Alcatraz Island: "The Rock" / Uncle Sam's Devil's Island

Because the penitentiary cost much more to operate than other prisons (nearly $10 per prisoner per day, as opposed to $3 per prisoner per day at Atlanta), and half a century of salt water saturation had severely eroded the buildings, Attorney General Robert F. Kennedy ordered the penitentiary closed on March 21, 1963. In addition, citizens were increasingly protesting the environmental effects of sewage released into San Francisco Bay from the approximately 250 inmates and 60 Bureau of Prisons families on the island. That year, the United States Penitentiary in Marion, Illinois, on land, opened as the replacement facility for Alcatraz.

Notable inmates

  • Robert Stroud, who was better known to the public as the "Birdman of Alcatraz", was transferred to Alcatraz in 1942. He spent seventeen years in segregation in D Block which provided solitary confinement and eleven months in the prison hospital. In 1959, he was transferred to the Medical Center for Federal Prisoners in Springfield, Missouri, (MCFP Springfield). Although called the Birdman of Alcatraz, Stroud was not allowed to keep birds while incarcerated there.
  • When Al Capone arrived on Alcatraz in 1934, prison officials made it clear that he would not be receiving any preferential treatment. While serving his time in Atlanta Federal Penitentiary, Capone, a master manipulator, had continued running his rackets from behind bars by buying off guards. Capone generated incredible media attention while on Alcatraz though he served just four and a half years of his sentence there before developing symptoms of tertiary syphilis and being transferred to the Federal Correctional Institution at Terminal Island in Los Angeles.
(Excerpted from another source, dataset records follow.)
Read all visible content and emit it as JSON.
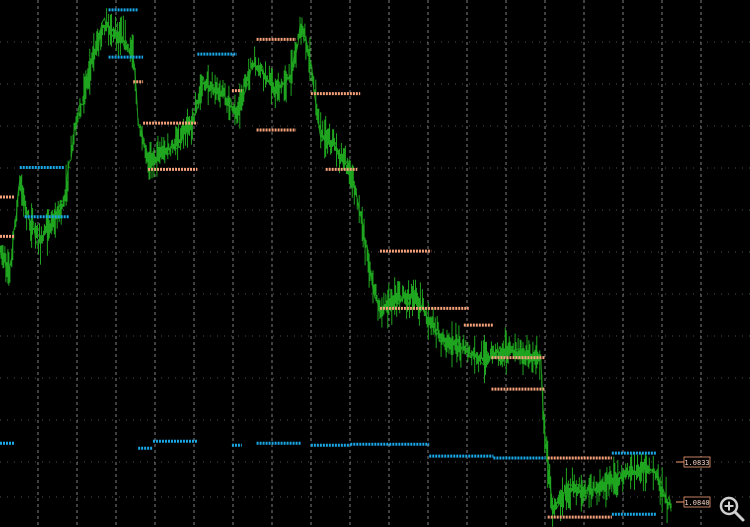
{
  "chart_data": {
    "type": "line",
    "title": "",
    "xlabel": "",
    "ylabel": "",
    "price_axis": {
      "min": 1.079,
      "max": 1.1325
    },
    "bar_count": 760,
    "grid": true,
    "colors": {
      "background": "#000000",
      "grid": "#d8d8d8",
      "price": "#1fa51f",
      "support": "#1aa7e6",
      "resistance": "#f4a07a"
    },
    "price_path": [
      {
        "bar": 0,
        "price": 1.107
      },
      {
        "bar": 10,
        "price": 1.105
      },
      {
        "bar": 20,
        "price": 1.114
      },
      {
        "bar": 30,
        "price": 1.11
      },
      {
        "bar": 40,
        "price": 1.108
      },
      {
        "bar": 55,
        "price": 1.11
      },
      {
        "bar": 65,
        "price": 1.112
      },
      {
        "bar": 75,
        "price": 1.119
      },
      {
        "bar": 85,
        "price": 1.123
      },
      {
        "bar": 95,
        "price": 1.127
      },
      {
        "bar": 105,
        "price": 1.13
      },
      {
        "bar": 120,
        "price": 1.129
      },
      {
        "bar": 135,
        "price": 1.127
      },
      {
        "bar": 140,
        "price": 1.12
      },
      {
        "bar": 150,
        "price": 1.116
      },
      {
        "bar": 165,
        "price": 1.117
      },
      {
        "bar": 180,
        "price": 1.118
      },
      {
        "bar": 195,
        "price": 1.12
      },
      {
        "bar": 205,
        "price": 1.124
      },
      {
        "bar": 215,
        "price": 1.1235
      },
      {
        "bar": 225,
        "price": 1.123
      },
      {
        "bar": 240,
        "price": 1.121
      },
      {
        "bar": 255,
        "price": 1.126
      },
      {
        "bar": 265,
        "price": 1.1255
      },
      {
        "bar": 280,
        "price": 1.123
      },
      {
        "bar": 295,
        "price": 1.125
      },
      {
        "bar": 305,
        "price": 1.13
      },
      {
        "bar": 315,
        "price": 1.126
      },
      {
        "bar": 325,
        "price": 1.119
      },
      {
        "bar": 340,
        "price": 1.1175
      },
      {
        "bar": 355,
        "price": 1.115
      },
      {
        "bar": 365,
        "price": 1.111
      },
      {
        "bar": 375,
        "price": 1.105
      },
      {
        "bar": 385,
        "price": 1.101
      },
      {
        "bar": 400,
        "price": 1.102
      },
      {
        "bar": 420,
        "price": 1.1025
      },
      {
        "bar": 435,
        "price": 1.1
      },
      {
        "bar": 450,
        "price": 1.098
      },
      {
        "bar": 470,
        "price": 1.097
      },
      {
        "bar": 490,
        "price": 1.096
      },
      {
        "bar": 510,
        "price": 1.097
      },
      {
        "bar": 530,
        "price": 1.0965
      },
      {
        "bar": 548,
        "price": 1.096
      },
      {
        "bar": 552,
        "price": 1.088
      },
      {
        "bar": 560,
        "price": 1.081
      },
      {
        "bar": 575,
        "price": 1.083
      },
      {
        "bar": 590,
        "price": 1.0825
      },
      {
        "bar": 605,
        "price": 1.083
      },
      {
        "bar": 620,
        "price": 1.0835
      },
      {
        "bar": 640,
        "price": 1.0845
      },
      {
        "bar": 655,
        "price": 1.085
      },
      {
        "bar": 665,
        "price": 1.0845
      },
      {
        "bar": 675,
        "price": 1.0815
      },
      {
        "bar": 680,
        "price": 1.0812
      }
    ],
    "support_levels": [
      {
        "bar_start": 0,
        "bar_end": 15,
        "price": 1.0875
      },
      {
        "bar_start": 20,
        "bar_end": 65,
        "price": 1.1155
      },
      {
        "bar_start": 25,
        "bar_end": 70,
        "price": 1.1105
      },
      {
        "bar_start": 110,
        "bar_end": 140,
        "price": 1.1315
      },
      {
        "bar_start": 110,
        "bar_end": 145,
        "price": 1.1267
      },
      {
        "bar_start": 140,
        "bar_end": 155,
        "price": 1.087
      },
      {
        "bar_start": 155,
        "bar_end": 200,
        "price": 1.0877
      },
      {
        "bar_start": 200,
        "bar_end": 240,
        "price": 1.127
      },
      {
        "bar_start": 235,
        "bar_end": 245,
        "price": 1.0873
      },
      {
        "bar_start": 260,
        "bar_end": 305,
        "price": 1.0875
      },
      {
        "bar_start": 315,
        "bar_end": 355,
        "price": 1.0873
      },
      {
        "bar_start": 355,
        "bar_end": 435,
        "price": 1.0874
      },
      {
        "bar_start": 435,
        "bar_end": 500,
        "price": 1.0862
      },
      {
        "bar_start": 500,
        "bar_end": 553,
        "price": 1.086
      },
      {
        "bar_start": 620,
        "bar_end": 665,
        "price": 1.0865
      },
      {
        "bar_start": 620,
        "bar_end": 665,
        "price": 1.0803
      }
    ],
    "resistance_levels": [
      {
        "bar_start": 0,
        "bar_end": 15,
        "price": 1.1125
      },
      {
        "bar_start": 0,
        "bar_end": 15,
        "price": 1.1085
      },
      {
        "bar_start": 135,
        "bar_end": 145,
        "price": 1.1242
      },
      {
        "bar_start": 145,
        "bar_end": 200,
        "price": 1.12
      },
      {
        "bar_start": 150,
        "bar_end": 200,
        "price": 1.1153
      },
      {
        "bar_start": 235,
        "bar_end": 245,
        "price": 1.1233
      },
      {
        "bar_start": 260,
        "bar_end": 300,
        "price": 1.1285
      },
      {
        "bar_start": 260,
        "bar_end": 300,
        "price": 1.1193
      },
      {
        "bar_start": 315,
        "bar_end": 365,
        "price": 1.123
      },
      {
        "bar_start": 330,
        "bar_end": 362,
        "price": 1.1153
      },
      {
        "bar_start": 385,
        "bar_end": 437,
        "price": 1.107
      },
      {
        "bar_start": 385,
        "bar_end": 437,
        "price": 1.1012
      },
      {
        "bar_start": 437,
        "bar_end": 475,
        "price": 1.1012
      },
      {
        "bar_start": 470,
        "bar_end": 500,
        "price": 1.0995
      },
      {
        "bar_start": 498,
        "bar_end": 552,
        "price": 1.0962
      },
      {
        "bar_start": 498,
        "bar_end": 552,
        "price": 1.093
      },
      {
        "bar_start": 555,
        "bar_end": 620,
        "price": 1.086
      },
      {
        "bar_start": 555,
        "bar_end": 620,
        "price": 1.08
      }
    ],
    "price_labels": [
      "1.0833",
      "1.0840"
    ]
  },
  "toolbar": {
    "zoom_icon": "zoom-in-icon"
  }
}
  • George "Machine Gun" Kelly arrived on September 4, 1934. At Alcatraz, Kelly was constantly boasting about several robberies and murders that he had never committed. Although his boasts were said to be tiresome to other prisoners, Warden Johnson considered him a model inmate. Kelly was returned to Leavenworth in 1951.
  • Alvin "Creepy Karpis" Karpowicz arrived in 1936. He constantly fought with other inmates. He spent the longest time on Alcatraz island, serving nearly 26 years.
  • Ellsworth Raymond "Bumpy" Johnson, the Godfather of Harlem, was an African-American gangster, numbers operator, racketeer, and bootlegger in Harlem in the early 20th century. He was sent to Alcatraz in 1954 and was imprisoned until 1963. He was believed to have been involved in the 1962 escape attempt of Frank Morris, John and Clarence Anglin.
  • Mickey Cohen worked for the Mafia’s gambling rackets; he was convicted of tax evasion and sentenced to 15 years in Alcatraz Island. Two years into his sentence, an inmate clobbered Cohen with a lead pipe, partially paralyzing the mobster. After his release in 1972, Cohen led a quiet life with old friends.
  • Arthur R. "Doc" Barker the son of Ma Barker and a member of the Barker-Karpis gang along with Alvin Karpis. In 1935, Barker was sent to Alcatraz Island on conspiracy to kidnap charges. On the night of January 13, 1939, Barker with Henri Young and Rufus McCain attempted escape from Alcatraz. Barker was shot and killed by the guards.
  • Rafael Cancel Miranda, a member of the Puerto Rican Nationalist Party, who attacked the United States Capitol building in 1954. On March 1, 1954, Cancel Miranda together with fellow Nationalists Lolita Lebron, Andres Cordero, and Irving Rodriguez entered the United States Capitol building armed with automatic pistols and fired 30 shots, hitting five congressmen, who all survived their wounds.
Because of its isolation from the outside by the cold, strong, hazardous currents of the waters of San Francisco Bay, Alcatraz was used to house Civil War prisoners as early as 1861.
During World War I, the prison held conscientious objectors, including Philip Grosser, who wrote a pamphlet entitled Uncle Sam's Devil's Island about his experiences.